The Bihar defeat could prove a fatal blow to the BJP’s campaign for the 2016 West Bengal Assembly elections. The party’s popularity was already showing a slide since the high of the 2014 Lok Sabha polls and the loss in the neighbouring state may seal its fate here.
West Bengal Chief Minister Mamata Banerjee, who had extended support to the Grand Alliance in the middle of the Bihar polls, was one of the first leaders to congratulate Nitish Kumar and Lalu Prasad on their victory.
“Congratulations Nitish Kumarji, Laluji and your full team. And all my Bihar brother and sisters. Victory of tolerance, defeat of intolerance,” she tweeted. This was followed by a tweet from Trinamool Congress national spokesperson Derek O Brien, who said, “BJP loses. India saved”.
This public expression of support is expected to stand the TMC in good stead, given that voters from Bihar make up 20-25 per cent of the voters in over 60 Assembly seats in West Bengal.
In the 2014 Lok Sabha polls, the BJP had increased its vote share by more than double (17 per cent, from 6-7 per cent earlier). However, it didn’t do well in the subsequent polls to the municipal and panchayat bodies.
WATCH VIDEO: Bihar Election Results: Editors’ Take
BJP leaders admitted in private that their organisational structure is in disarray and a large chunk of their new upper-caste Hindu support base may shift to the TMC.

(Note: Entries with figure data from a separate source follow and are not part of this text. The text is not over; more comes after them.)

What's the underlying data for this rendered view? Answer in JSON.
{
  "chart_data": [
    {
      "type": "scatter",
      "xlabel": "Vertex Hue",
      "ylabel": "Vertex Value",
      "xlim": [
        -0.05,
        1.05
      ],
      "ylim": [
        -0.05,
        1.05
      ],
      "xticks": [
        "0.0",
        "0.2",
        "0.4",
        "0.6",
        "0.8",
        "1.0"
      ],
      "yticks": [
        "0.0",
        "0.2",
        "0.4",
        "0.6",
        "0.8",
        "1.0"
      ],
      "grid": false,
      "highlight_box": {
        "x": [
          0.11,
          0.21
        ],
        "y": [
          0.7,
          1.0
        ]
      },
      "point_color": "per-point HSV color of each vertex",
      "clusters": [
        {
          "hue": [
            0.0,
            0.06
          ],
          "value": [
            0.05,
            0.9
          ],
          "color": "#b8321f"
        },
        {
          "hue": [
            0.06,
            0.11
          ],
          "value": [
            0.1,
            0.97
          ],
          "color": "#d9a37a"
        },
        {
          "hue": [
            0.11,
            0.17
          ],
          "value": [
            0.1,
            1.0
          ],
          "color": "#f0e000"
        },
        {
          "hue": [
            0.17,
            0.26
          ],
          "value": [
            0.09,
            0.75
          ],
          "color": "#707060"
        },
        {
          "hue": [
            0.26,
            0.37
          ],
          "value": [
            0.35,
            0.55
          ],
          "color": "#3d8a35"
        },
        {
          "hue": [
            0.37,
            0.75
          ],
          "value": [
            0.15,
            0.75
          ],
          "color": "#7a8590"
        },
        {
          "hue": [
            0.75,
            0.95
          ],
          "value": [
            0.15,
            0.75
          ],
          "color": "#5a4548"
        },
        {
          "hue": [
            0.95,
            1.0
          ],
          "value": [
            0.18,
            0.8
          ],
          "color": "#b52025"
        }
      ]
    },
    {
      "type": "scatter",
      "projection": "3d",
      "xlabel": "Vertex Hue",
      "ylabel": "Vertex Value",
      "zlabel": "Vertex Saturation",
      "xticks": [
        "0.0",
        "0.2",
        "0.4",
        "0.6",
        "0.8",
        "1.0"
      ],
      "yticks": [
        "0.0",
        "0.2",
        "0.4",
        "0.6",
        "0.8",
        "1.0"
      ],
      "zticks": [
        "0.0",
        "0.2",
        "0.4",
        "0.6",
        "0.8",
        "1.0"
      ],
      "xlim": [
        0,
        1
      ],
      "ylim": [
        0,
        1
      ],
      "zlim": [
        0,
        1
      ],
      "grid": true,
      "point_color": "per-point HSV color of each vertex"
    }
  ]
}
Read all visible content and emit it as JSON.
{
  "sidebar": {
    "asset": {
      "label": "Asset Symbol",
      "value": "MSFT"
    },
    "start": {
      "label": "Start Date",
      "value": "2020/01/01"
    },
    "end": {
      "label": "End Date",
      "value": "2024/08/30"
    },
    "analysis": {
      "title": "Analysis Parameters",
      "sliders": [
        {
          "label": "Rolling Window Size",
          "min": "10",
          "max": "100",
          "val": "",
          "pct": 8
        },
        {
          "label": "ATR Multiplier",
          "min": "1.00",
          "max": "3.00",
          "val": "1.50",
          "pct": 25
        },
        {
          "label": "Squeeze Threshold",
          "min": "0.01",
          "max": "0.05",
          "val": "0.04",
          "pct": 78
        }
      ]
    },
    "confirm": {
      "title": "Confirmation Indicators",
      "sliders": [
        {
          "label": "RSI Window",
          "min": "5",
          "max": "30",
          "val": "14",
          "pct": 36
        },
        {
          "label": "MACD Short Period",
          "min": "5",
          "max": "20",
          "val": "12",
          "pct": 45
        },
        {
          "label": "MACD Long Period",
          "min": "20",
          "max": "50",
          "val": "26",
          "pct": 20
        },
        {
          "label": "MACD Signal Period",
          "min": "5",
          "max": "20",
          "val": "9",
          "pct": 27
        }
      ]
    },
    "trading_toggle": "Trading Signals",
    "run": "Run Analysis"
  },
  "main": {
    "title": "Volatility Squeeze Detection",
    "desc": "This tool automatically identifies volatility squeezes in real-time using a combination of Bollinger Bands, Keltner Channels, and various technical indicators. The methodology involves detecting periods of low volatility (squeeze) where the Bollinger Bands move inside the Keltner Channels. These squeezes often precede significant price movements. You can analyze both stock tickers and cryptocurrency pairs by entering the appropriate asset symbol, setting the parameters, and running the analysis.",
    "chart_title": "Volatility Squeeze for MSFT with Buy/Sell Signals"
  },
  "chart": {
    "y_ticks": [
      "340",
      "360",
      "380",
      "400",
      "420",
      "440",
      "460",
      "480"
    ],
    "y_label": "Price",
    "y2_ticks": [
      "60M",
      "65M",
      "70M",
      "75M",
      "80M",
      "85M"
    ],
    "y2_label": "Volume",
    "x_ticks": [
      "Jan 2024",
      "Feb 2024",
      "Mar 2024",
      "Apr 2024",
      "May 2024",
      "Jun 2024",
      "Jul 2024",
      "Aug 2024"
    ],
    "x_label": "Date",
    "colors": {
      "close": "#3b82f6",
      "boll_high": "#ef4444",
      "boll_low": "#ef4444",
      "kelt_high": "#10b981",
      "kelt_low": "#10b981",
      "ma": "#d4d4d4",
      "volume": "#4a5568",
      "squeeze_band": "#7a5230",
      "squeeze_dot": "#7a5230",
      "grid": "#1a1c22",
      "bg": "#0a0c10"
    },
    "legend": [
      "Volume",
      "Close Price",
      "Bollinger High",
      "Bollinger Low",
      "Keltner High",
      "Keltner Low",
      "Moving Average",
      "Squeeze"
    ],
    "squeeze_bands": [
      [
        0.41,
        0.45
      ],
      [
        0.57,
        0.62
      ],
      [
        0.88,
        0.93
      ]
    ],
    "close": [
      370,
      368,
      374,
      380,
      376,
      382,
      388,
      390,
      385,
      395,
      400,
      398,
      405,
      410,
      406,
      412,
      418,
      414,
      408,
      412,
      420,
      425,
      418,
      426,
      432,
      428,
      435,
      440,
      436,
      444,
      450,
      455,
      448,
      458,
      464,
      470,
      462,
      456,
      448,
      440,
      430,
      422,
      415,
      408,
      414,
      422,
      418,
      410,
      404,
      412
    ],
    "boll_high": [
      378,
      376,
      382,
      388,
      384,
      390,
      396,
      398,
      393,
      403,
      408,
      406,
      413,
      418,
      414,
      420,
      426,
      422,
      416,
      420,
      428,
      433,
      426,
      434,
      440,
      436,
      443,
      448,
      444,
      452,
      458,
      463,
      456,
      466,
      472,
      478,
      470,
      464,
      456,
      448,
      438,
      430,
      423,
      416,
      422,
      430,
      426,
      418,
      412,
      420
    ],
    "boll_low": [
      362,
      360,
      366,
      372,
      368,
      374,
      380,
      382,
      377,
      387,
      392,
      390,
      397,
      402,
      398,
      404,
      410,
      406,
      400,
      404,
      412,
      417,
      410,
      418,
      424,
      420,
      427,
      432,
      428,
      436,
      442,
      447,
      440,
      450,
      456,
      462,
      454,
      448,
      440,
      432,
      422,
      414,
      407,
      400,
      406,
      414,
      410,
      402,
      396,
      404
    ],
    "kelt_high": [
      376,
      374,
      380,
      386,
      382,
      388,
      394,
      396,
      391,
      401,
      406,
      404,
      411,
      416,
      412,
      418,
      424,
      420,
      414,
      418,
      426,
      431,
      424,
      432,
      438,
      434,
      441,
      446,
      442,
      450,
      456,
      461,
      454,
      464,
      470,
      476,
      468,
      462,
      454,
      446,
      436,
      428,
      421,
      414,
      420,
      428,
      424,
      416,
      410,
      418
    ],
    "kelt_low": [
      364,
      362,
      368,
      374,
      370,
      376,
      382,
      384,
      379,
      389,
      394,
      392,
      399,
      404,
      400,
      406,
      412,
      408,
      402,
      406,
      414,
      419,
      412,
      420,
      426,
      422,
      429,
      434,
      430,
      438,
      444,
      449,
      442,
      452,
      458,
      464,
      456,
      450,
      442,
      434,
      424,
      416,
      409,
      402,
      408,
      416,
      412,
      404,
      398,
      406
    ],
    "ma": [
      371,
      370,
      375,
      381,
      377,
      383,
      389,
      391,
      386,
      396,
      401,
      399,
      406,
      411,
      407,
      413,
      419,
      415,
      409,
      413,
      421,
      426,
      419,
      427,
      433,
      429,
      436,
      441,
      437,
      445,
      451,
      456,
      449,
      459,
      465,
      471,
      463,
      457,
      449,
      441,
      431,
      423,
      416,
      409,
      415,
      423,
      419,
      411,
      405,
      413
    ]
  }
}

Lalu, in fact, made a point of the BJP’s West Bengal hopes in his press conference after the Bihar results, saying that while the BJP was looking to get a foothold in Kolkata, the Mahagathbandhan had turned it back from Patna.
Siddhartha Nath Singh, the BJP national spokesperson, who also holds the charge of Bengal for the party, insisted that Bihar will not have any effect on Bengal. “It is a new turf, it is a new battle.”
But right now, the TMC looks very strong even on its own. Mamata has consolidated her Muslim support base (they make up over 30 per cent of the voters) and has been wooing Dalit/SC/ST voters.